I came to campus by myself (my parents wanted me to come to campus but they took a pass). I arrived on campus late at night. My cab driver dropped me off in front of the University Center (now called the Sadler Center) and sped off. I walked into the building’s lobby, suitcase and sleeping bag in hand. As a high school senior on a college campus I couldn’t have felt more intimidated/uncool/out of place. I couldn’t find the person I was supposed to be staying with only adding to the feeling of intimidation/lack of coolness. Since this all happened long before the age of cell phones there were really no easy solutions to the lack-of-finding-my-host dilemma. I was beginning to feel a knot in my stomach like maybe I had made the wrong decision. My mind began to spin: was it too late to visit other campuses? When were those admitted student programs again? How were my parents going to feel paying for additional plane tickets?

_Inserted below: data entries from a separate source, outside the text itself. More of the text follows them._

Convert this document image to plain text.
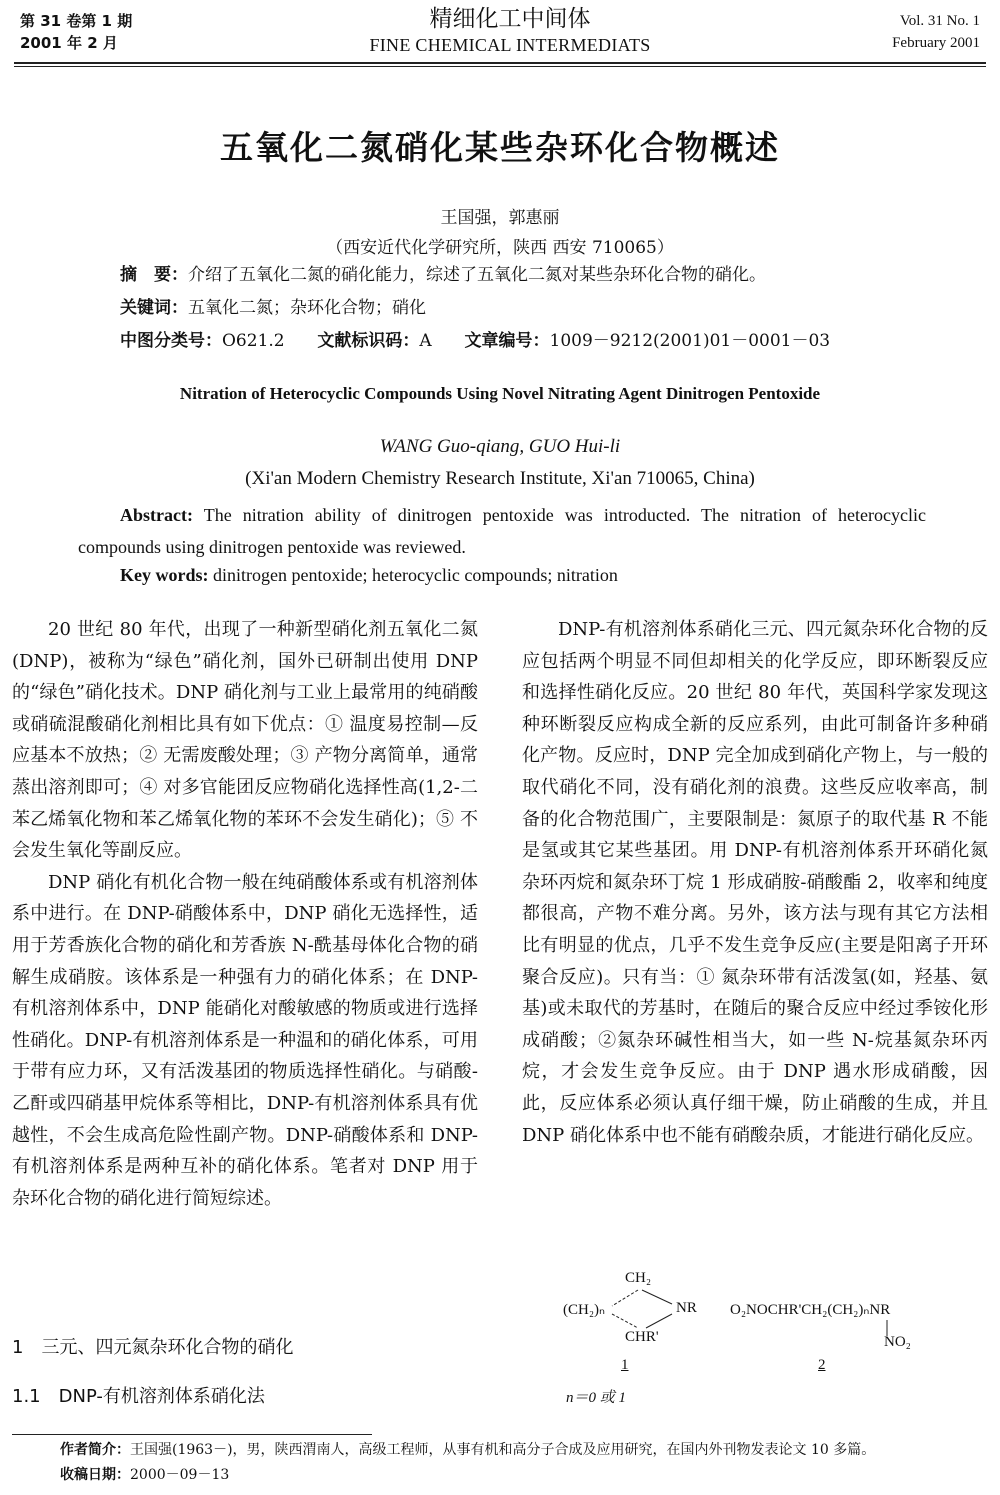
第 31 卷第 1 期
2001 年 2 月
精细化工中间体
FINE CHEMICAL INTERMEDIATS
Vol. 31 No. 1
February 2001
五氧化二氮硝化某些杂环化合物概述
王国强，郭惠丽
（西安近代化学研究所，陕西 西安 710065）
摘　要：介绍了五氧化二氮的硝化能力，综述了五氧化二氮对某些杂环化合物的硝化。
关键词：五氧化二氮；杂环化合物；硝化
中图分类号：O621.2 文献标识码：A 文章编号：1009－9212(2001)01－0001－03
Nitration of Heterocyclic Compounds Using Novel Nitrating Agent Dinitrogen Pentoxide
WANG Guo-qiang, GUO Hui-li
(Xi'an Modern Chemistry Research Institute, Xi'an 710065, China)
Abstract: The nitration ability of dinitrogen pentoxide was introducted. The nitration of heterocyclic compounds using dinitrogen pentoxide was reviewed.
Key words: dinitrogen pentoxide; heterocyclic compounds; nitration

20 世纪 80 年代，出现了一种新型硝化剂五氧化二氮(DNP)，被称为“绿色”硝化剂，国外已研制出使用 DNP 的“绿色”硝化技术。DNP 硝化剂与工业上最常用的纯硝酸或硝硫混酸硝化剂相比具有如下优点：① 温度易控制—反应基本不放热；② 无需废酸处理；③ 产物分离简单，通常蒸出溶剂即可；④ 对多官能团反应物硝化选择性高(1,2-二苯乙烯氧化物和苯乙烯氧化物的苯环不会发生硝化)；⑤ 不会发生氧化等副反应。

DNP 硝化有机化合物一般在纯硝酸体系或有机溶剂体系中进行。在 DNP-硝酸体系中，DNP 硝化无选择性，适用于芳香族化合物的硝化和芳香族 N-酰基母体化合物的硝解生成硝胺。该体系是一种强有力的硝化体系；在 DNP-有机溶剂体系中，DNP 能硝化对酸敏感的物质或进行选择性硝化。DNP-有机溶剂体系是一种温和的硝化体系，可用于带有应力环，又有活泼基团的物质选择性硝化。与硝酸-乙酐或四硝基甲烷体系等相比，DNP-有机溶剂体系具有优越性，不会生成高危险性副产物。DNP-硝酸体系和 DNP-有机溶剂体系是两种互补的硝化体系。笔者对 DNP 用于杂环化合物的硝化进行简短综述。

1　三元、四元氮杂环化合物的硝化
1.1　DNP-有机溶剂体系硝化法

DNP-有机溶剂体系硝化三元、四元氮杂环化合物的反应包括两个明显不同但却相关的化学反应，即环断裂反应和选择性硝化反应。20 世纪 80 年代，英国科学家发现这种环断裂反应构成全新的反应系列，由此可制备许多种硝化产物。反应时，DNP 完全加成到硝化产物上，与一般的取代硝化不同，没有硝化剂的浪费。这些反应收率高，制备的化合物范围广，主要限制是：氮原子的取代基 R 不能是氢或其它某些基团。用 DNP-有机溶剂体系开环硝化氮杂环丙烷和氮杂环丁烷 1 形成硝胺-硝酸酯 2，收率和纯度都很高，产物不难分离。另外，该方法与现有其它方法相比有明显的优点，几乎不发生竞争反应(主要是阳离子开环聚合反应)。只有当：① 氮杂环带有活泼氢(如，羟基、氨基)或未取代的芳基时，在随后的聚合反应中经过季铵化形成硝酸；②氮杂环碱性相当大，如一些 N-烷基氮杂环丙烷，才会发生竞争反应。由于 DNP 遇水形成硝酸，因此，反应体系必须认真仔细干燥，防止硝酸的生成，并且 DNP 硝化体系中也不能有硝酸杂质，才能进行硝化反应。

CH₂
(CH₂)ₙ	NR
CHR'
1
n＝0 或 1
O₂NOCHR'CH₂(CH₂)ₙNR
NO₂
2
作者简介：王国强(1963－)，男，陕西渭南人，高级工程师，从事有机和高分子合成及应用研究，在国内外刊物发表论文 10 多篇。
收稿日期：2000－09－13
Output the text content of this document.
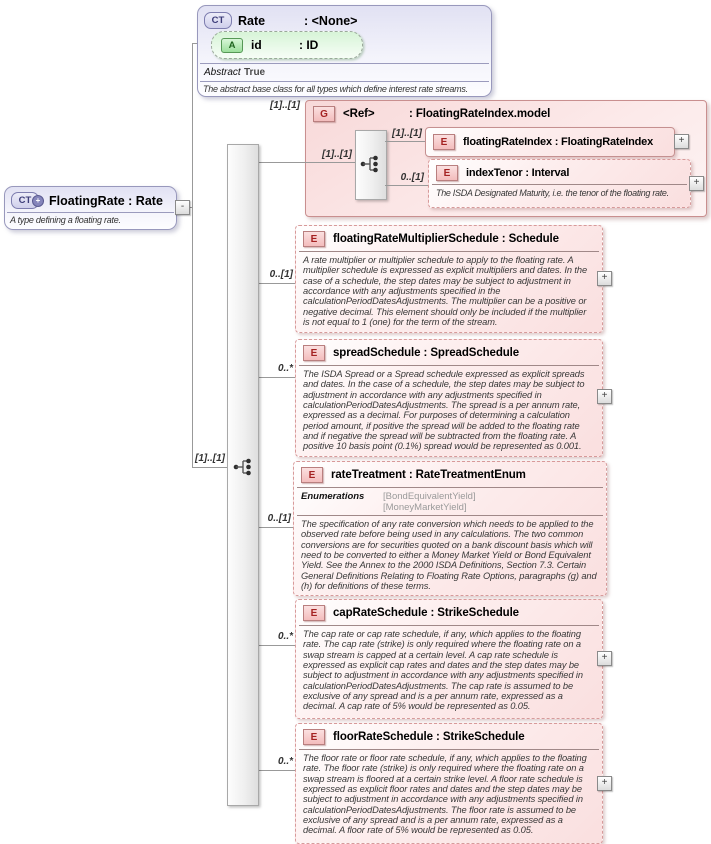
CT Rate	: <None>
A id	: ID
Abstract True
The abstract base class for all types which define interest rate streams.
CT + FloatingRate : Rate
A type defining a floating rate.
-
[1]..[1]
[1]..[1]
G <Ref>	: FloatingRateIndex.model
[1]..[1]
[1]..[1]
0..[1]
E floatingRateIndex : FloatingRateIndex	+
E indexTenor : Interval
The ISDA Designated Maturity, i.e. the tenor of the floating rate.
+
0..[1]
E floatingRateMultiplierSchedule : Schedule
A rate multiplier or multiplier schedule to apply to the floating rate. A multiplier schedule is expressed as explicit multipliers and dates. In the case of a schedule, the step dates may be subject to adjustment in accordance with any adjustments specified in the calculationPeriodDatesAdjustments. The multiplier can be a positive or negative decimal. This element should only be included if the multiplier is not equal to 1 (one) for the term of the stream.
+
0..*
E spreadSchedule : SpreadSchedule
The ISDA Spread or a Spread schedule expressed as explicit spreads and dates. In the case of a schedule, the step dates may be subject to adjustment in accordance with any adjustments specified in calculationPeriodDatesAdjustments. The spread is a per annum rate, expressed as a decimal. For purposes of determining a calculation period amount, if positive the spread will be added to the floating rate and if negative the spread will be subtracted from the floating rate. A positive 10 basis point (0.1%) spread would be represented as 0.001.
+
0..[1]
E rateTreatment : RateTreatmentEnum
Enumerations	[BondEquivalentYield]
[MoneyMarketYield]
The specification of any rate conversion which needs to be applied to the observed rate before being used in any calculations. The two common conversions are for securities quoted on a bank discount basis which will need to be converted to either a Money Market Yield or Bond Equivalent Yield. See the Annex to the 2000 ISDA Definitions, Section 7.3. Certain General Definitions Relating to Floating Rate Options, paragraphs (g) and (h) for definitions of these terms.
0..*
E capRateSchedule : StrikeSchedule
The cap rate or cap rate schedule, if any, which applies to the floating rate. The cap rate (strike) is only required where the floating rate on a swap stream is capped at a certain level. A cap rate schedule is expressed as explicit cap rates and dates and the step dates may be subject to adjustment in accordance with any adjustments specified in calculationPeriodDatesAdjustments. The cap rate is assumed to be exclusive of any spread and is a per annum rate, expressed as a decimal. A cap rate of 5% would be represented as 0.05.
+
0..*
E floorRateSchedule : StrikeSchedule
The floor rate or floor rate schedule, if any, which applies to the floating rate. The floor rate (strike) is only required where the floating rate on a swap stream is floored at a certain strike level. A floor rate schedule is expressed as explicit floor rates and dates and the step dates may be subject to adjustment in accordance with any adjustments specified in calculationPeriodDatesAdjustments. The floor rate is assumed to be exclusive of any spread and is a per annum rate, expressed as a decimal. A floor rate of 5% would be represented as 0.05.
+
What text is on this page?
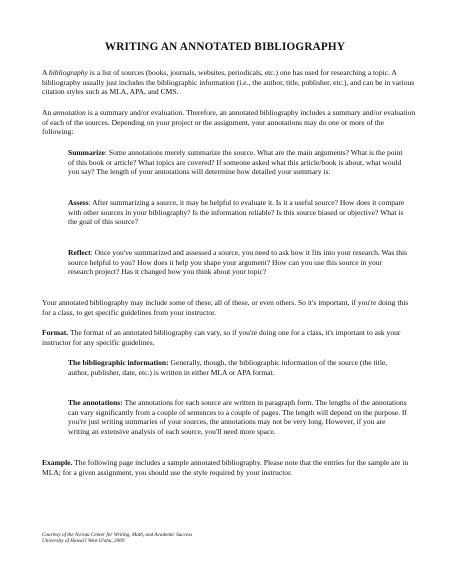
WRITING AN ANNOTATED BIBLIOGRAPHY

A bibliography is a list of sources (books, journals, websites, periodicals, etc.) one has used for researching a topic. A bibliography usually just includes the bibliographic information (i.e., the author, title, publisher, etc.), and can be in various citation styles such as MLA, APA, and CMS.

An annotation is a summary and/or evaluation. Therefore, an annotated bibliography includes a summary and/or evaluation of each of the sources. Depending on your project or the assignment, your annotations may do one or more of the following:

Summarize: Some annotations merely summarize the source. What are the main arguments? What is the point of this book or article? What topics are covered? If someone asked what this article/book is about, what would you say? The length of your annotations will determine how detailed your summary is.

Assess: After summarizing a source, it may be helpful to evaluate it. Is it a useful source? How does it compare with other sources in your bibliography? Is the information reliable? Is this source biased or objective? What is the goal of this source?

Reflect: Once you've summarized and assessed a source, you need to ask how it fits into your research. Was this source helpful to you? How does it help you shape your argument? How can you use this source in your research project? Has it changed how you think about your topic?

Your annotated bibliography may include some of these, all of these, or even others. So it's important, if you're doing this for a class, to get specific guidelines from your instructor.

Format. The format of an annotated bibliography can vary, so if you're doing one for a class, it's important to ask your instructor for any specific guidelines.

The bibliographic information: Generally, though, the bibliographic information of the source (the title, author, publisher, date, etc.) is written in either MLA or APA format.

The annotations: The annotations for each source are written in paragraph form. The lengths of the annotations can vary significantly from a couple of sentences to a couple of pages. The length will depend on the purpose. If you're just writing summaries of your sources, the annotations may not be very long. However, if you are writing an extensive analysis of each source, you'll need more space.

Example. The following page includes a sample annotated bibliography. Please note that the entries for the sample are in MLA; for a given assignment, you should use the style required by your instructor.

Courtesy of the No'eau Center for Writing, Math, and Academic Success
University of Hawai'i West O'ahu, 2009
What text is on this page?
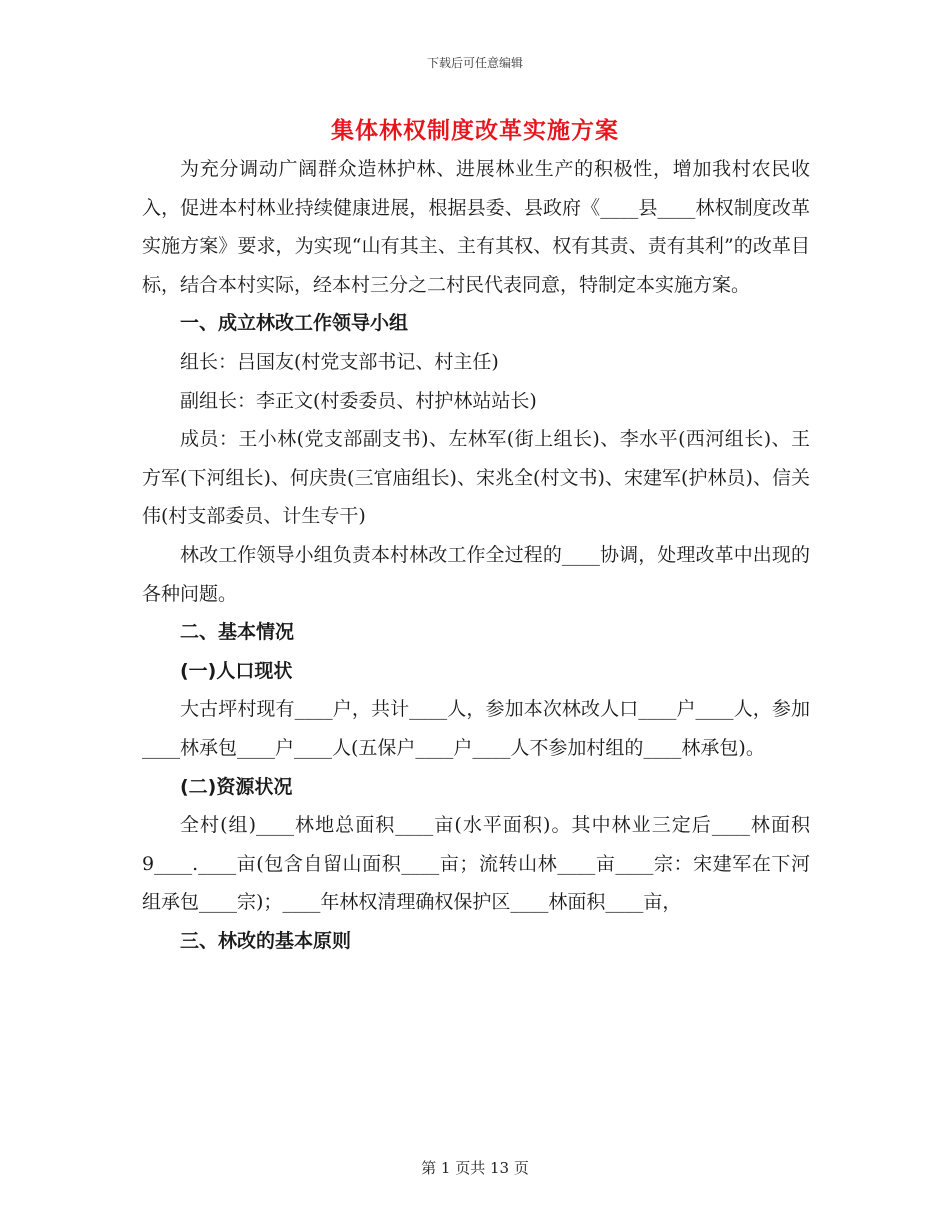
下载后可任意编辑
集体林权制度改革实施方案

为充分调动广阔群众造林护林、进展林业生产的积极性，增加我村农民收入，促进本村林业持续健康进展，根据县委、县政府《____县____林权制度改革实施方案》要求，为实现“山有其主、主有其权、权有其责、责有其利”的改革目标，结合本村实际，经本村三分之二村民代表同意，特制定本实施方案。

一、成立林改工作领导小组

组长：吕国友(村党支部书记、村主任)

副组长：李正文(村委委员、村护林站站长)

成员：王小林(党支部副支书)、左林军(街上组长)、李水平(西河组长)、王方军(下河组长)、何庆贵(三官庙组长)、宋兆全(村文书)、宋建军(护林员)、信关伟(村支部委员、计生专干)

林改工作领导小组负责本村林改工作全过程的____协调，处理改革中出现的各种问题。

二、基本情况

(一)人口现状

大古坪村现有____户，共计____人，参加本次林改人口____户____人，参加____林承包____户____人(五保户____户____人不参加村组的____林承包)。

(二)资源状况

全村(组)____林地总面积____亩(水平面积)。其中林业三定后____林面积9____.____亩(包含自留山面积____亩；流转山林____亩____宗：宋建军在下河组承包____宗)；____年林权清理确权保护区____林面积____亩，

三、林改的基本原则

第 1 页共 13 页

And then, it happened. I got that feeling, the one where the hair on the back of your neck stands up and you know something great is about to happen. As I sat there dejected, overwhelmed and uncool, everyone who walked by me stopped and asked if they could point me towards a phone, take me somewhere, help me find where I was supposed to be going. That niceness lasted all weekend. When I tried to navigate my way from new campus to Colonial Williamsburg I found kind people eager to help me at every wrong turn. When I had questions about my potential major and the Monroe Scholar program, people took time out of their day to chat. I thought to myself that everyone on the William & Mary campus was simply nice. And, if I was going to attend college half way around the country, I might as well go somewhere where people were nice. And that was it. That sealed the deal. The final gut check. It’s now 12 years later and I’ve yet to leave this place. I can’t describe it other than to say this: a) W&M becomes a part of you and b) those who come here belong here. Don’t believe me, check out our new W&M Parents Blog and you’ll start to see what I mean.
So, if you’re like me and not really feeling yet another campus visit tomorrow, set your alarm, wake up early, hit the road and come to campus. We’ll be here to welcome you and to show you what W&M has to offer. Tomorrow, my colleagues and I wouldn’t be anywhere else but campus.